Doubts over sustainability
The claim that only degraded areas are used for plantations further begs a question: why is there so much “degraded forest” available for conversion if, as Malaysian forestry agencies have been telling the world, we practise sustainable forestry management? Far from what is claimed, the reality on the ground is an entirely different picture.
“Our PRF are being pecked away like a piece of bread thrown to a flock of chickens,” says one forestry consultant. “Forests are logged until degraded and not allowed to regenerate, thus providing the excuse to convert them into rubber plantations. This pattern has been going on. It is a convenient way to legitimise the act of clear-cutting natural forests, and turning PRF into forest plantations.”
The threat is not only from rubber clone plantations. Despite governmental assurances that oil palms will only be cultivated on idle or degraded land, EIA reports show that estates will come up in these forest reserves in Kelantan: Batu Papan (2,000ha), Gunung Setong Selatan and Balah (4,307ha), Sungai Betis (2,626ha), Sungai Terah and Limau Kasturi (3,513ha), as well as Sokor Taku and Sungai Sator (808ha).
In Pahang, 2,142ha of Cereh forest reserve near Kuantan will be planted with oil palm.
Despite all that is said about sustainable forestry management, biodiversity and environmental considerations seem to be ignored when states make decisions with regard to converting forests to other land use, says environmental consultant Dylan Ong. Although the Department of Environment requires a detailed EIA for any logging of over 500ha, Ong has yet to see one done in clearings for rubber clone plantations.

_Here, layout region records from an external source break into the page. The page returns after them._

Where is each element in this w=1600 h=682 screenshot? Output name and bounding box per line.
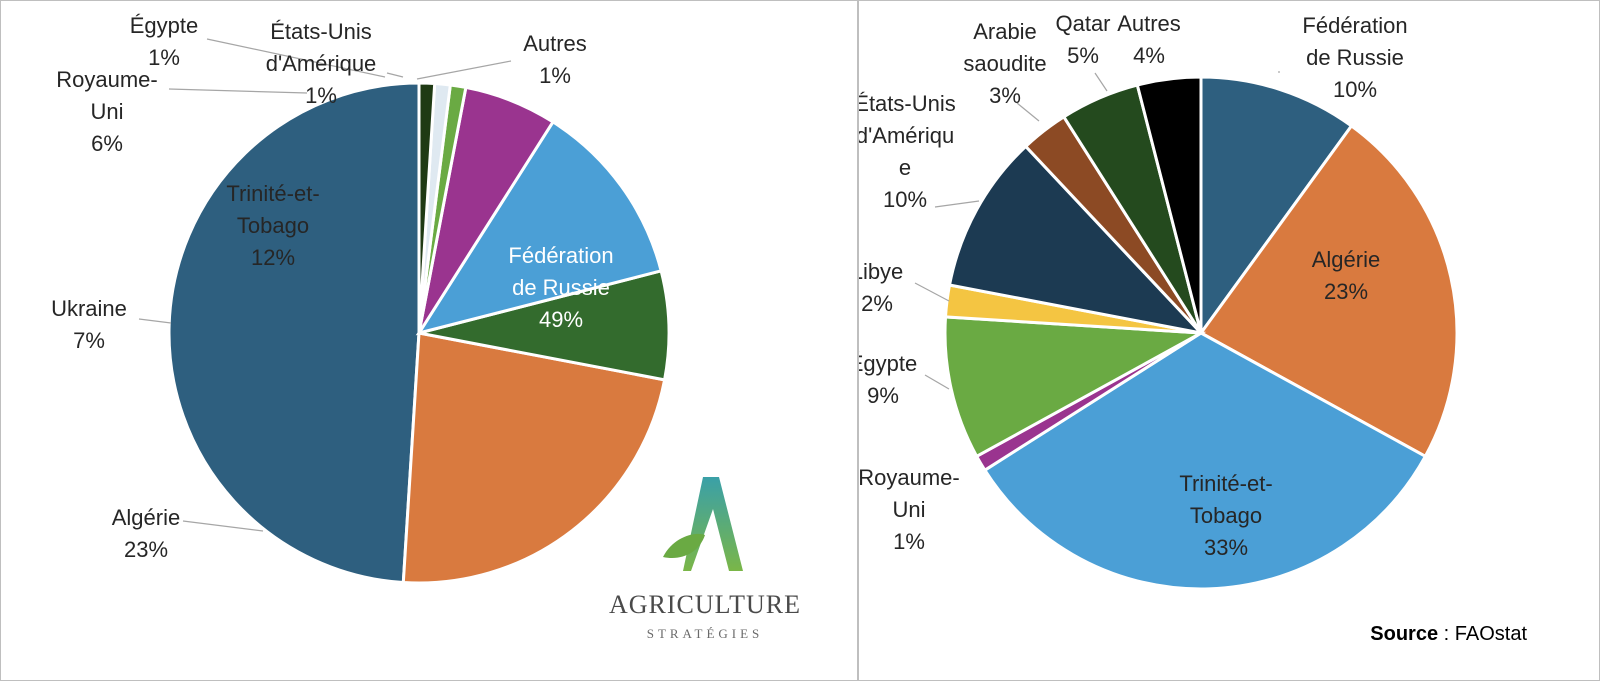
source-note: Source : FAOstat	[1370, 623, 1527, 646]
pie-slice-federation-de-russie	[167, 81, 421, 585]
left-pie-chart: Fédération de Russie 49% Algérie 23% Ukraine 7…	[51, 13, 801, 641]
data-label-qatar: Qatar 5%	[1055, 11, 1110, 68]
data-label-federation-de-russie: Fédération de Russie 49%	[508, 243, 613, 332]
leader-line-ukraine	[138, 318, 172, 324]
data-label-royaume-uni: Royaume-Uni 6%	[56, 67, 157, 156]
leader-line-etats-unis-d-amerique	[934, 200, 980, 208]
leader-line-autres	[416, 60, 512, 80]
data-label-arabie-saoudite: Arabie saoudite 3%	[963, 19, 1046, 108]
data-label-federation-de-russie: Fédération de Russie 10%	[1302, 13, 1407, 102]
data-label-egypte: Égypte9%	[859, 351, 917, 408]
data-label-etats-unis-d-amerique: États-Unis d'Amériqu e 10%	[859, 91, 956, 212]
logo-name: AGRICULTURE	[609, 590, 801, 619]
leader-line-egypte	[206, 38, 386, 78]
pie-slice-federation-de-russie	[1199, 75, 1354, 338]
pie-slice-autres	[1135, 75, 1203, 334]
right-chart-panel: Fédération de Russie 10% Algérie 23% Trinité-…	[858, 0, 1600, 681]
pie-slice-algerie	[1198, 123, 1459, 459]
source-value: FAOstat	[1454, 623, 1527, 645]
data-label-trinite-et-tobago: Trinité-et-Tobago 12%	[226, 181, 319, 270]
pie-slice-egypte	[943, 315, 1207, 459]
agriculture-strategies-logo: AGRICULTURE STRATÉGIES	[609, 477, 801, 641]
pie-labels: Fédération de Russie 10% Algérie 23% Trinité-…	[859, 11, 1408, 560]
leaf-icon	[663, 533, 705, 559]
pie-slice-trinite-et-tobago	[982, 331, 1428, 591]
data-label-autres: Autres 4%	[1117, 11, 1181, 68]
data-label-algerie: Algérie 23%	[1312, 247, 1380, 304]
data-label-etats-unis-d-amerique: États-Unis d'Amérique 1%	[266, 19, 377, 108]
data-label-libye: Libye2%	[859, 259, 903, 316]
data-label-royaume-uni: Royaume-Uni 1%	[859, 465, 960, 554]
leader-line-algerie	[182, 520, 264, 532]
leader-line-arabie-saoudite	[1016, 102, 1040, 122]
logo-tagline: STRATÉGIES	[647, 626, 764, 641]
data-label-ukraine: Ukraine 7%	[51, 296, 127, 353]
data-label-trinite-et-tobago: Trinité-et-Tobago 33%	[1179, 471, 1272, 560]
pie-slice-trinite-et-tobago	[415, 119, 663, 336]
data-label-algerie: Algérie 23%	[112, 505, 180, 562]
pie-slice-ukraine	[418, 269, 671, 382]
data-label-autres: Autres 1%	[523, 31, 587, 88]
leader-line-royaume-uni	[168, 88, 308, 94]
source-separator: :	[1438, 623, 1455, 645]
data-label-egypte: Égypte 1%	[130, 13, 199, 70]
leader-line-egypte	[924, 374, 950, 390]
pie-slice-autres	[417, 81, 437, 334]
source-label: Source	[1370, 623, 1439, 645]
leader-line-qatar	[1094, 72, 1108, 92]
pie-labels: Fédération de Russie 49% Algérie 23% Ukraine 7…	[51, 13, 614, 562]
left-chart-panel: Fédération de Russie 49% Algérie 23% Ukraine 7…	[0, 0, 858, 681]
logo-a-icon	[683, 477, 743, 571]
pie-slices	[943, 75, 1459, 591]
leader-line-libye	[914, 282, 950, 302]
leader-line-etats-unis-d-amerique	[386, 72, 404, 78]
pie-slices	[167, 81, 671, 585]
pie-slice-algerie	[401, 331, 667, 585]
right-pie-chart: Fédération de Russie 10% Algérie 23% Trinité-…	[859, 11, 1459, 591]
pie-slice-etats-unis-d-amerique	[947, 144, 1206, 336]
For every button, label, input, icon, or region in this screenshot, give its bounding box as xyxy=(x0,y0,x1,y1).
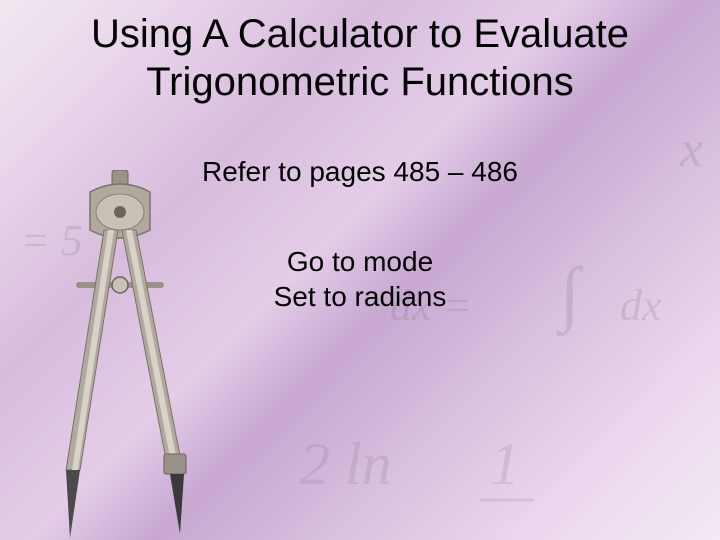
instruction-line-2: Set to radians xyxy=(0,279,720,314)
compass-hinge xyxy=(90,184,150,238)
slide-instructions: Go to mode Set to radians xyxy=(0,244,720,314)
title-text: Using A Calculator to Evaluate Trigonome… xyxy=(30,10,690,106)
slide-title: Using A Calculator to Evaluate Trigonome… xyxy=(0,10,720,106)
compass-pivot-screw xyxy=(114,206,126,218)
compass-illustration xyxy=(20,170,220,540)
compass-needle-tip xyxy=(66,470,80,538)
instruction-line-1: Go to mode xyxy=(0,244,720,279)
bg-equation: 2 ln xyxy=(300,430,392,499)
slide-subtitle: Refer to pages 485 – 486 xyxy=(0,156,720,188)
subtitle-text: Refer to pages 485 – 486 xyxy=(202,156,518,187)
bg-equation: — xyxy=(480,460,533,529)
bg-equation: 1 xyxy=(490,430,520,499)
compass-hinge-plate xyxy=(96,194,144,230)
slide-container: = 5 dx = ∫ dx 2 ln 1 — x Using A Calcula… xyxy=(0,0,720,540)
compass-pencil-clamp xyxy=(164,454,186,474)
compass-pencil-tip xyxy=(170,474,184,534)
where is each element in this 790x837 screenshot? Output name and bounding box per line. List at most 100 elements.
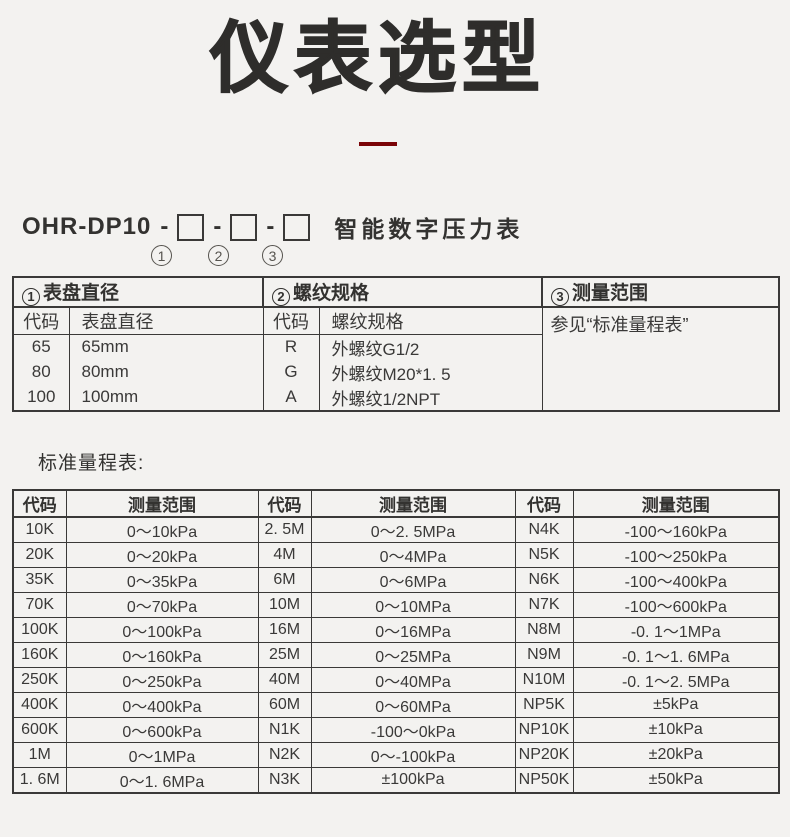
range-code-cell: 20K — [12, 541, 67, 568]
table-row: 35K 0～35kPa 6M 0～6MPa N6K -100～400kPa — [12, 566, 780, 593]
range-value-cell: -100～0kPa — [310, 716, 516, 743]
circled-2-icon: 2 — [272, 287, 291, 305]
col-header-dial-diameter: 表盘直径 — [68, 306, 264, 335]
range-table-caption: 标准量程表: — [38, 452, 145, 474]
range-code-cell: N2K — [257, 741, 312, 768]
range-value-cell: 0～1. 6MPa — [65, 766, 259, 794]
range-code-cell: N8M — [514, 616, 574, 643]
range-value-cell: 0～2. 5MPa — [310, 516, 516, 543]
section-header-label: 表盘直径 — [43, 283, 120, 305]
table-row: 250K 0～250kPa 40M 0～40MPa N10M -0. 1～2. 5MPa — [12, 666, 780, 693]
circled-1-icon: 1 — [151, 245, 172, 267]
col-header-thread-spec: 螺纹规格 — [318, 306, 543, 335]
range-value-cell: 0～10MPa — [310, 591, 516, 618]
model-option-box-1 — [177, 213, 205, 241]
col-header-code: 代码 — [12, 489, 67, 518]
range-code-cell: 40M — [257, 666, 312, 693]
page-title: 仪表选型 — [209, 13, 546, 103]
selection-table-header-row: 1 表盘直径 2 螺纹规格 3 测量范围 — [11, 276, 781, 308]
range-value-cell: 0～60MPa — [310, 691, 516, 718]
range-value-cell: 0～16MPa — [310, 616, 516, 643]
code-cell: 100 — [12, 384, 70, 411]
range-value-cell: 0～25MPa — [310, 641, 516, 668]
model-option-box-2 — [230, 213, 258, 241]
range-code-cell: N9M — [514, 641, 574, 668]
range-value-cell: -0. 1～2. 5MPa — [572, 666, 780, 693]
circled-3-icon: 3 — [262, 245, 283, 267]
table-row: 400K 0～400kPa 60M 0～60MPa NP5K ±5kPa — [12, 691, 780, 718]
range-code-cell: 160K — [12, 641, 67, 668]
range-value-cell: ±20kPa — [572, 741, 780, 768]
range-code-cell: 25M — [257, 641, 312, 668]
circled-3-icon: 3 — [551, 287, 570, 305]
model-code: OHR-DP10 - - - 智能数字压力表 — [22, 212, 790, 242]
table-row: 80 80mm G 外螺纹M20*1. 5 — [12, 359, 779, 385]
range-code-cell: NP50K — [514, 766, 574, 794]
range-value-cell: -100～600kPa — [572, 591, 780, 618]
table-row: 100 100mm A 外螺纹1/2NPT — [12, 384, 779, 411]
section-header-label: 螺纹规格 — [293, 283, 370, 305]
range-value-cell: 0～20kPa — [65, 541, 259, 568]
range-value-cell: 0～10kPa — [65, 516, 259, 543]
table-row: 70K 0～70kPa 10M 0～10MPa N7K -100～600kPa — [12, 591, 780, 618]
model-prefix: OHR-DP10 — [22, 213, 152, 241]
circled-2-icon: 2 — [208, 245, 229, 267]
table-row: 160K 0～160kPa 25M 0～25MPa N9M -0. 1～1. 6MPa — [12, 641, 780, 668]
model-name: 智能数字压力表 — [334, 216, 524, 243]
measure-range-note: 参见“标准量程表” — [541, 306, 780, 412]
range-code-cell: 70K — [12, 591, 67, 618]
col-header-code: 代码 — [514, 489, 574, 518]
range-value-cell: 0～160kPa — [65, 641, 259, 668]
range-code-cell: 10K — [12, 516, 67, 543]
range-code-cell: N4K — [514, 516, 574, 543]
range-code-cell: 4M — [257, 541, 312, 568]
col-header-range: 测量范围 — [65, 489, 259, 518]
col-header-code: 代码 — [257, 489, 312, 518]
range-value-cell: ±10kPa — [572, 716, 780, 743]
range-value-cell: 0～35kPa — [65, 566, 259, 593]
range-code-cell: N6K — [514, 566, 574, 593]
range-value-cell: 0～6MPa — [310, 566, 516, 593]
model-dash: - — [160, 213, 169, 241]
range-code-cell: N5K — [514, 541, 574, 568]
range-value-cell: 0～250kPa — [65, 666, 259, 693]
range-value-cell: 0～400kPa — [65, 691, 259, 718]
range-code-cell: 600K — [12, 716, 67, 743]
range-code-cell: N10M — [514, 666, 574, 693]
section-header-measure-range: 3 测量范围 — [541, 276, 781, 308]
section-header-thread-spec: 2 螺纹规格 — [262, 276, 544, 308]
code-cell: A — [262, 384, 320, 411]
model-dash: - — [213, 213, 222, 241]
range-table-header-row: 代码 测量范围 代码 测量范围 代码 测量范围 — [12, 489, 780, 518]
range-value-cell: ±50kPa — [572, 766, 780, 794]
range-value-cell: -100～400kPa — [572, 566, 780, 593]
table-row: 1M 0～1MPa N2K 0～-100kPa NP20K ±20kPa — [12, 741, 780, 768]
code-cell: 65 — [12, 334, 70, 360]
range-code-cell: 60M — [257, 691, 312, 718]
accent-underline — [359, 142, 397, 147]
standard-range-table: 代码 测量范围 代码 测量范围 代码 测量范围 10K 0～10kPa 2. 5M 0… — [12, 488, 780, 794]
range-code-cell: N1K — [257, 716, 312, 743]
range-value-cell: -100～250kPa — [572, 541, 780, 568]
col-header-code: 代码 — [262, 306, 320, 335]
table-row: 600K 0～600kPa N1K -100～0kPa NP10K ±10kPa — [12, 716, 780, 743]
range-value-cell: -0. 1～1. 6MPa — [572, 641, 780, 668]
model-option-box-3 — [283, 213, 311, 241]
range-value-cell: 0～100kPa — [65, 616, 259, 643]
value-cell: 100mm — [68, 384, 264, 411]
code-cell: R — [262, 334, 320, 360]
range-value-cell: ±100kPa — [310, 766, 516, 794]
table-row: 1. 6M 0～1. 6MPa N3K ±100kPa NP50K ±50kPa — [12, 766, 780, 794]
code-cell: G — [262, 359, 320, 385]
range-value-cell: -0. 1～1MPa — [572, 616, 780, 643]
table-row: 20K 0～20kPa 4M 0～4MPa N5K -100～250kPa — [12, 541, 780, 568]
value-cell: 外螺纹1/2NPT — [318, 384, 543, 411]
range-code-cell: 2. 5M — [257, 516, 312, 543]
range-value-cell: 0～-100kPa — [310, 741, 516, 768]
range-table-body: 10K 0～10kPa 2. 5M 0～2. 5MPa N4K -100～160kPa 20… — [12, 516, 780, 794]
range-code-cell: 35K — [12, 566, 67, 593]
range-code-cell: 250K — [12, 666, 67, 693]
col-header-range: 测量范围 — [310, 489, 516, 518]
range-code-cell: N7K — [514, 591, 574, 618]
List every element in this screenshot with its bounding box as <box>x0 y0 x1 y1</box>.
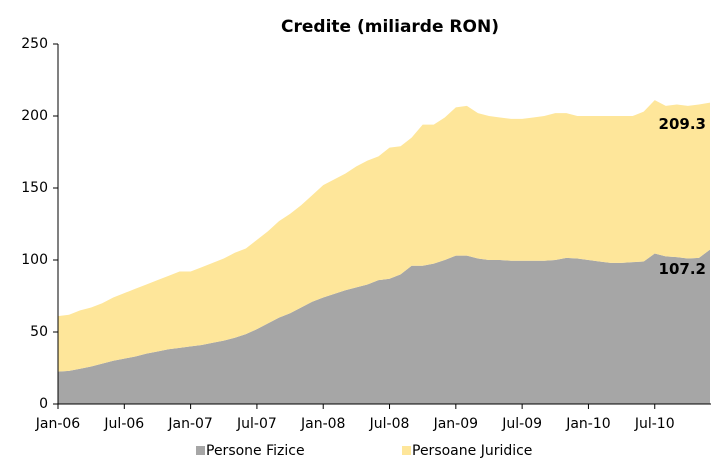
legend-swatch <box>402 446 411 455</box>
x-tick-label: Jul-06 <box>103 416 144 432</box>
x-tick-label: Jul-10 <box>634 416 675 432</box>
x-tick-label: Jan-10 <box>565 416 610 432</box>
x-tick-label: Jan-06 <box>35 416 81 432</box>
x-tick-label: Jan-07 <box>167 416 212 432</box>
y-tick-label: 250 <box>21 36 48 52</box>
chart-title: Credite (miliarde RON) <box>281 17 499 37</box>
x-tick-label: Jul-08 <box>369 416 410 432</box>
legend-label: Persone Fizice <box>206 443 305 459</box>
x-tick-label: Jan-08 <box>300 416 345 432</box>
legend-swatch <box>196 446 205 455</box>
x-tick-label: Jul-07 <box>236 416 277 432</box>
area <box>58 100 710 372</box>
annotation: 209.3 <box>659 115 706 133</box>
x-tick-label: Jan-09 <box>433 416 478 432</box>
legend-label: Persoane Juridice <box>412 443 532 459</box>
x-tick-label: Jul-09 <box>501 416 542 432</box>
y-tick-label: 100 <box>21 252 48 268</box>
y-tick-label: 0 <box>39 396 48 412</box>
area <box>58 249 710 404</box>
y-tick-label: 150 <box>21 180 48 196</box>
y-tick-label: 50 <box>30 324 48 340</box>
annotation: 107.2 <box>659 260 706 278</box>
y-tick-label: 200 <box>21 108 48 124</box>
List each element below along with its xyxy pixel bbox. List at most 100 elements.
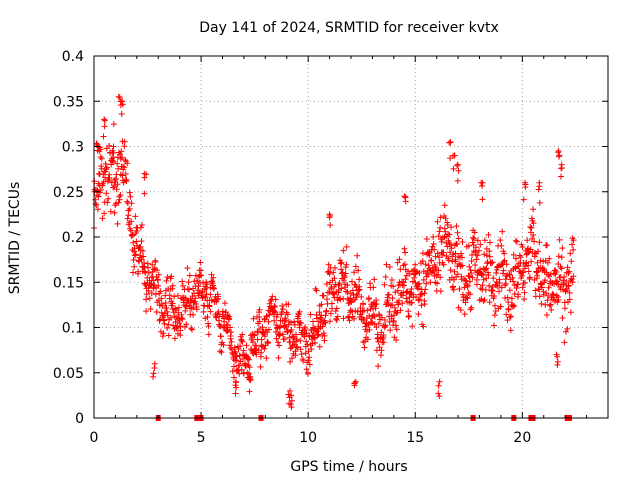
data-point xyxy=(102,160,109,167)
data-point xyxy=(191,290,198,297)
data-point xyxy=(101,117,108,124)
data-point xyxy=(422,286,429,293)
data-point xyxy=(286,334,293,341)
data-point xyxy=(155,282,162,289)
data-point xyxy=(366,326,373,333)
data-point xyxy=(334,294,341,301)
data-point xyxy=(322,312,329,319)
data-point xyxy=(94,206,101,213)
data-point xyxy=(131,252,138,259)
data-point xyxy=(354,252,361,259)
chart-title: Day 141 of 2024, SRMTID for receiver kvt… xyxy=(199,20,499,36)
data-point xyxy=(306,354,313,361)
data-point xyxy=(565,270,572,277)
data-point xyxy=(481,296,488,303)
data-point xyxy=(454,241,461,248)
data-point xyxy=(413,268,420,275)
data-point xyxy=(402,198,409,205)
data-point xyxy=(271,303,278,310)
data-point xyxy=(94,147,101,154)
data-point xyxy=(399,300,406,307)
data-point xyxy=(237,343,244,350)
data-point xyxy=(504,294,511,301)
data-point xyxy=(493,269,500,276)
data-point xyxy=(220,323,227,330)
data-point xyxy=(286,387,293,394)
data-point xyxy=(479,182,486,189)
data-point xyxy=(544,297,551,304)
data-point xyxy=(459,254,466,261)
data-point xyxy=(221,318,228,325)
data-point xyxy=(307,311,314,318)
data-point xyxy=(420,323,427,330)
data-point xyxy=(476,247,483,254)
data-point xyxy=(415,285,422,292)
data-point xyxy=(163,277,170,284)
x-tick-label: 20 xyxy=(513,430,531,446)
data-point xyxy=(343,243,350,250)
data-point xyxy=(408,285,415,292)
y-tick-label: 0.2 xyxy=(62,230,84,246)
data-point xyxy=(394,287,401,294)
data-point xyxy=(204,281,211,288)
data-point xyxy=(417,291,424,298)
data-point xyxy=(440,249,447,256)
data-point xyxy=(563,285,570,292)
data-point xyxy=(226,324,233,331)
data-point xyxy=(123,178,130,185)
data-point xyxy=(150,277,157,284)
data-point xyxy=(188,325,195,332)
data-point xyxy=(131,263,138,270)
data-point xyxy=(108,179,115,186)
data-point xyxy=(387,327,394,334)
data-point xyxy=(118,148,125,155)
data-point xyxy=(267,297,274,304)
data-point xyxy=(568,258,575,265)
data-point xyxy=(296,308,303,315)
data-point xyxy=(141,174,148,181)
data-point xyxy=(486,299,493,306)
data-point xyxy=(227,335,234,342)
data-point xyxy=(555,153,562,160)
data-point xyxy=(162,300,169,307)
data-point xyxy=(322,319,329,326)
data-point xyxy=(233,384,240,391)
data-point xyxy=(480,271,487,278)
data-point xyxy=(246,376,253,383)
data-point xyxy=(464,295,471,302)
data-point xyxy=(484,258,491,265)
data-point xyxy=(466,263,473,270)
data-point xyxy=(164,324,171,331)
data-point xyxy=(113,186,120,193)
data-point xyxy=(513,238,520,245)
data-point xyxy=(477,285,484,292)
data-point xyxy=(532,287,539,294)
data-point xyxy=(361,344,368,351)
data-point xyxy=(200,308,207,315)
data-point xyxy=(355,287,362,294)
data-point xyxy=(534,259,541,266)
data-point xyxy=(248,335,255,342)
data-point xyxy=(561,273,568,280)
data-point xyxy=(95,193,102,200)
x-tick-label: 15 xyxy=(406,430,424,446)
data-point xyxy=(468,270,475,277)
data-point xyxy=(112,175,119,182)
data-point xyxy=(217,348,224,355)
data-point xyxy=(380,331,387,338)
data-point xyxy=(173,324,180,331)
data-point xyxy=(314,328,321,335)
data-point xyxy=(478,272,485,279)
data-point xyxy=(215,309,222,316)
data-point xyxy=(502,282,509,289)
data-point xyxy=(356,286,363,293)
data-point xyxy=(288,397,295,404)
data-point xyxy=(401,282,408,289)
data-point xyxy=(502,280,509,287)
data-point xyxy=(301,327,308,334)
data-point xyxy=(455,235,462,242)
data-point xyxy=(491,293,498,300)
data-point xyxy=(161,320,168,327)
data-point xyxy=(538,284,545,291)
data-point xyxy=(521,296,528,303)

“Also, PRF are classed as Environmentally Sensitive Areas Rank Two in the National Physical Plan whereby no development or agriculture is allowed. So all latex timber clone projects in forest reserves should not have been approved,” he says.
History repeated: Before independence, vast tracts of jungles were cleared for rubber estates. Now, the trend is being repeated.Pointing out the widespread conversion of forests into plantations, Ong says if the trend continues, our natural forest coverage will dwindle.
“The National Forestry Council should respond to this expansion of forest plantations within PRF,” he adds.
Indeed, if the matter is not addressed, more forest reserves risk being lost what with the Government planning to have 375,000ha of such tree farms by 2020. On paper, 44.4% of Peninsular Malaysia is still forested. But what kind of forests will these be in future?
Will they still be intact forests which can harbour wild species and provide a host of ecological services, or will they be merely forest plantations – or more accurately, tree farms?
Until press time, the Forestry Department director-general is not available for an interview.